A “HEARTBROKEN and betrayed” daughter told a court she was left with a “million unanswered questions” after her mum fleeced her out of £19,300 – which was intended for a dream wedding.

In a victim personal statement Denvar Bathie spoke of her devastation as her mother, Trudy Collins, of Frome Road, Walney, received a suspended prison sentence for theft at Preston Crown Court yesterday.

Collins, 44, had pleaded guilty at an earlier hearing.

Miss Bathie’s statement said: “I trusted my mum more than anyone else. I believed her every word.

“You would never second guess or not trust her. She is my mother. I believed we had a strong, unbreakable bond.”

The offences occurred between October 2012 and June last year after Miss Bathie entrusted a debit card from a savings account to her mother for safekeeping after Collins advised her: “You will only spend it if you have it.”

But that trust was shattered with revelations that Collins had used the card for around 173 transactions – including expensive holidays.

Miss Bathie’s statement described how her “whole world stopped” and she had “broken down” in the bank when the full extent of her mum’s betrayal came to light.

Her statement said: “I was betrayed and heartbroken with a million questions left unanswered.”

Collins was on holiday in Egypt, at Miss Bathie’s expense, when her daughter realised the extent of the financial black hole in her account.

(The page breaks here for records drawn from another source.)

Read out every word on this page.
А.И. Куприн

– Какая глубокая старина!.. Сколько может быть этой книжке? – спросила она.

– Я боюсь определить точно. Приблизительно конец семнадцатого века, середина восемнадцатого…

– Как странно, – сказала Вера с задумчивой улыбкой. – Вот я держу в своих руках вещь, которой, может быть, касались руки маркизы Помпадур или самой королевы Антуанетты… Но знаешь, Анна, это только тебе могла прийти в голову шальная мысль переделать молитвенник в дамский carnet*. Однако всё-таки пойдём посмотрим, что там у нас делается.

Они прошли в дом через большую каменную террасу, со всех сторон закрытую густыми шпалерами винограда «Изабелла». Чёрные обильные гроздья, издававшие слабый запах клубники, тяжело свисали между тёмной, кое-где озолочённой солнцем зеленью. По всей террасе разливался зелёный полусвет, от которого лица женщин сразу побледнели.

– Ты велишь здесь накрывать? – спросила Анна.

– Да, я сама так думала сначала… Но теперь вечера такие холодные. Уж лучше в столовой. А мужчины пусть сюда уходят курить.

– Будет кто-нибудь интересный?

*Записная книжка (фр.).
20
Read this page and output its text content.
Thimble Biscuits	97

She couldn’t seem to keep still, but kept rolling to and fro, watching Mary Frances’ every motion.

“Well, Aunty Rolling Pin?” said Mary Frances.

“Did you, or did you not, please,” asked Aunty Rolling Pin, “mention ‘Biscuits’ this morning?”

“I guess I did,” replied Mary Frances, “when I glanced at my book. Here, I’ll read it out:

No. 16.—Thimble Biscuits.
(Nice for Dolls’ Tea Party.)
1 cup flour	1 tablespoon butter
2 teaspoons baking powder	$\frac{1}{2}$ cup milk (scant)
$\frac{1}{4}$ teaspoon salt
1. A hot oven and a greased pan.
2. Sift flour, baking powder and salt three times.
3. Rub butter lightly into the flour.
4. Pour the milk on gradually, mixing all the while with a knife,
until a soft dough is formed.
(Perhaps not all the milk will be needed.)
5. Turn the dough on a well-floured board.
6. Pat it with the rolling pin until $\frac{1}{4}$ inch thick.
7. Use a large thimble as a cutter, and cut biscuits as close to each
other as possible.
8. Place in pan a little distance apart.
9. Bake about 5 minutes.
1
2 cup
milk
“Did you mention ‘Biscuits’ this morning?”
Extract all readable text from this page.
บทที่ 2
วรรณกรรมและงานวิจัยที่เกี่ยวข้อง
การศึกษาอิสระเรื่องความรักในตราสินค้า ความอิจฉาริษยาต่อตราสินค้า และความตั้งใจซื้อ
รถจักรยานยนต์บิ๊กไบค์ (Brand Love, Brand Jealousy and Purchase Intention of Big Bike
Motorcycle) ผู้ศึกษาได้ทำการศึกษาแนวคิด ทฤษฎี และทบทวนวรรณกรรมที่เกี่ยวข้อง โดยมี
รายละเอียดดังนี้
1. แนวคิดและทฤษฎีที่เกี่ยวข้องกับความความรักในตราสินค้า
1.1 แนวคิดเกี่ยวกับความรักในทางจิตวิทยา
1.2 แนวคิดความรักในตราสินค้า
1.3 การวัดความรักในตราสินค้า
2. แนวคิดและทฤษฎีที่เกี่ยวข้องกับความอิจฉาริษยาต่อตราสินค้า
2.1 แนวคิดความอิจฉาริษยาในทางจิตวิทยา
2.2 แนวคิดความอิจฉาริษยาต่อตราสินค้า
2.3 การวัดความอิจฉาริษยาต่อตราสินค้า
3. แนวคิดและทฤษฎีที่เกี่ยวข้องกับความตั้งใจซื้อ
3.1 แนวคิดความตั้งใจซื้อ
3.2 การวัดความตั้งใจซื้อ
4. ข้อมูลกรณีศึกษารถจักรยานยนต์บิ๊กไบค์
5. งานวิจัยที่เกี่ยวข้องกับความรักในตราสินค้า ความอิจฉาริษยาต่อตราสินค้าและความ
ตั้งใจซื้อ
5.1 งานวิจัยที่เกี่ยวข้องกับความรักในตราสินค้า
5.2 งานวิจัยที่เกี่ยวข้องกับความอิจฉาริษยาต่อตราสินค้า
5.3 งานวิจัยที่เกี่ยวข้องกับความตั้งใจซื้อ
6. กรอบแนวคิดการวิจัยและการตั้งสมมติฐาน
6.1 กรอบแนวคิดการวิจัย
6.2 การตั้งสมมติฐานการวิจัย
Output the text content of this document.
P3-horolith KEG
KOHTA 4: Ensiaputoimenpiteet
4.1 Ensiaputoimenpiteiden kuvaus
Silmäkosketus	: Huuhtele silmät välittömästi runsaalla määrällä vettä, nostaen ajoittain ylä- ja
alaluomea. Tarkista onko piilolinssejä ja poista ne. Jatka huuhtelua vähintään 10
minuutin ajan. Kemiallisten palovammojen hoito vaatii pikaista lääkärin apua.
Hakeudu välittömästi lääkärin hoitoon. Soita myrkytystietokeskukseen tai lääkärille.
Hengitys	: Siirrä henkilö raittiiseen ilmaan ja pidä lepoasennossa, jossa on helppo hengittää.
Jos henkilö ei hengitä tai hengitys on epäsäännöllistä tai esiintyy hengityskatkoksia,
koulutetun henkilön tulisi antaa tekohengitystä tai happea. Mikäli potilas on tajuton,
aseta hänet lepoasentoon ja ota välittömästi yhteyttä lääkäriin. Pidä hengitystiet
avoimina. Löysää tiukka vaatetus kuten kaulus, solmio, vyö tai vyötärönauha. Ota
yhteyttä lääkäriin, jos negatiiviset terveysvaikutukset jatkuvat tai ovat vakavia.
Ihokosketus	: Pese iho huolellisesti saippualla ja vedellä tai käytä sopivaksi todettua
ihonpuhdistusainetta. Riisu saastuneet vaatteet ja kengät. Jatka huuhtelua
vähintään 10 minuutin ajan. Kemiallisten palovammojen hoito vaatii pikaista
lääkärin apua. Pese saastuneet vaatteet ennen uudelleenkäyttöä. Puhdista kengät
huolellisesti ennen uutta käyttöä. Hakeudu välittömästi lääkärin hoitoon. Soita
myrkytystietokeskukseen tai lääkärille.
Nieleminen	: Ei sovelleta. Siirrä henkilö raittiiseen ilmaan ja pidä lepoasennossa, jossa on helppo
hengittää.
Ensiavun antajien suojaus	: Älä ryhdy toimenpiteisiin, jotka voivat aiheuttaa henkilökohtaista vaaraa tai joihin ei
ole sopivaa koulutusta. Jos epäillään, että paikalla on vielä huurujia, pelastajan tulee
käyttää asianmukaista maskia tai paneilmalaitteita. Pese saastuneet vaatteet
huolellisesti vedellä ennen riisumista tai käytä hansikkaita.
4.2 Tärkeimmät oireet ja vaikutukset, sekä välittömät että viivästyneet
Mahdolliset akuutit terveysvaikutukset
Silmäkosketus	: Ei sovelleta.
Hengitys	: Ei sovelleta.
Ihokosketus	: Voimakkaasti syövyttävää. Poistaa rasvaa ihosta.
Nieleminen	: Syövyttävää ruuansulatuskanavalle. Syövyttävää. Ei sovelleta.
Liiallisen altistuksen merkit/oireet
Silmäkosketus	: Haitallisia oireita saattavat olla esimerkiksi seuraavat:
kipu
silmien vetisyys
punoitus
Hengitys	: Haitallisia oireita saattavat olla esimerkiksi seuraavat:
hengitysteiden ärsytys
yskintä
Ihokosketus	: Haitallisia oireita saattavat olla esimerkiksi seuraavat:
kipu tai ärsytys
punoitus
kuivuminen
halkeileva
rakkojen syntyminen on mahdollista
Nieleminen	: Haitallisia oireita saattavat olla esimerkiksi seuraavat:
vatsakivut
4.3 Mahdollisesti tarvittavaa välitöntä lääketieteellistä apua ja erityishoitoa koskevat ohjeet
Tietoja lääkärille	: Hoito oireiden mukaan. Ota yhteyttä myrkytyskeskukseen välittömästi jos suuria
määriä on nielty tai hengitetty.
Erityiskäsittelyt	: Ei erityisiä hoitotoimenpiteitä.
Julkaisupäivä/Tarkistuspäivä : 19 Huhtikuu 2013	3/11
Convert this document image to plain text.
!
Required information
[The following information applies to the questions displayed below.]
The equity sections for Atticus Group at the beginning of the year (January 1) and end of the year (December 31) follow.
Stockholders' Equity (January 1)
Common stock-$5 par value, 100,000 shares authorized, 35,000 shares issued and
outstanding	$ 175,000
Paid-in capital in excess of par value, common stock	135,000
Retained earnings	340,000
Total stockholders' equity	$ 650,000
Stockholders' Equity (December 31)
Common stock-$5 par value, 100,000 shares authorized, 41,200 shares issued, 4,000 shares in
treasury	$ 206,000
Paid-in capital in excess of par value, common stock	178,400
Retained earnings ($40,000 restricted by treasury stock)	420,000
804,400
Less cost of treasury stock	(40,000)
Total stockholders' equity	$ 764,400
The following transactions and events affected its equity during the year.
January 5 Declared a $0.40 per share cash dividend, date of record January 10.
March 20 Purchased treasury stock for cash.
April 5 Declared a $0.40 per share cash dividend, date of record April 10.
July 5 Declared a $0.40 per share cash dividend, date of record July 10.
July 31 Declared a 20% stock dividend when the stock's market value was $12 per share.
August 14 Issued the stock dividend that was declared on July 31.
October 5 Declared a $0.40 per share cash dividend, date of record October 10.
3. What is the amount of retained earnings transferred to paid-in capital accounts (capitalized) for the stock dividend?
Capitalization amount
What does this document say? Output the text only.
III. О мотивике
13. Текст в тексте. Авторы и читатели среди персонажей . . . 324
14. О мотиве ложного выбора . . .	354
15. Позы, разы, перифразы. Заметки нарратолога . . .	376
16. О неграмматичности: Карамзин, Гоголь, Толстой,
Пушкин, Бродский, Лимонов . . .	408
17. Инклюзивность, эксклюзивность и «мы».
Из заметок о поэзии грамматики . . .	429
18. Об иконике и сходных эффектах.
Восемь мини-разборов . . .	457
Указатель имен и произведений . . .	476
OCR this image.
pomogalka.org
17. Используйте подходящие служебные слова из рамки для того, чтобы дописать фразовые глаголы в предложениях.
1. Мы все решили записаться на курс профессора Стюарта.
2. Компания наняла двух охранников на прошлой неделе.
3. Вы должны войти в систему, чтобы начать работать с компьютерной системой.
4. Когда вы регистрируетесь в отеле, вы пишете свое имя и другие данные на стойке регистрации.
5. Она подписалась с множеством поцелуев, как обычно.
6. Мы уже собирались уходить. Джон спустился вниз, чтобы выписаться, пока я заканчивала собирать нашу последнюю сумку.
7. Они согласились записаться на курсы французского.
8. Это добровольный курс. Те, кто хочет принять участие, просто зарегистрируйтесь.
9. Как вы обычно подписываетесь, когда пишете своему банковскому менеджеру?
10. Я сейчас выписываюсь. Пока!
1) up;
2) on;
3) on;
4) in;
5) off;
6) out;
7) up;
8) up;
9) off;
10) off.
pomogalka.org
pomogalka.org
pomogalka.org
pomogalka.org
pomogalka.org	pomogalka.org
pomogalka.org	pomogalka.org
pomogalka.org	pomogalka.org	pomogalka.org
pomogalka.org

Ms Emma Kehoe, prosecuting, said that in 2011 Miss Bathie set up a savings account and arranged for a direct debit to be made from her current account each month.

She was saving up for a mortgage or her wedding.

Ms Kehoe said: “The defendant had gone on to use the card as if it was her own.”

Two names included on the list of transactions were Selfridges in Manchester and The Hilton International.

Miss Bathie had only used the account to plan her wedding, but to her surprise received a phone call from the NatWest fraud department in early June last year, asking her about a transaction at The Vue cinema in Barrow and a transaction through Amazon.

After being challenged by her daughter, Collins admitted her crime.

She insisted, as she did in police interview, that she had borrowed from her and that she was always going to pay the money back.

She told police she had been too embarrassed to ask.

Ms Rosalind Emsley-Smith, defending, said a difficult period in Collins’ life had begun with the breakdown of her marriage in 2009.

When her ex-husband died in 2013 her problems worsened.

Ms Emsley-Smith said: “The defendant found herself in something of a spiral of out of control behaviour.

“She entered a period of life where she describes it as having lost the plot.”

Collins was given 12 months’ prison, suspended for two years, with 150 hours’ unpaid work and a three-month 10pm to 7am curfew.

The judge, Recorder John Corless, said: “This is indeed a tragic case. This has caused real stress within the family, following on from earlier stress.

“I have found this to be a very difficult case. This was a serious breach of trust.

“I have come to the conclusion it would be appropriate to suspend the sentence.”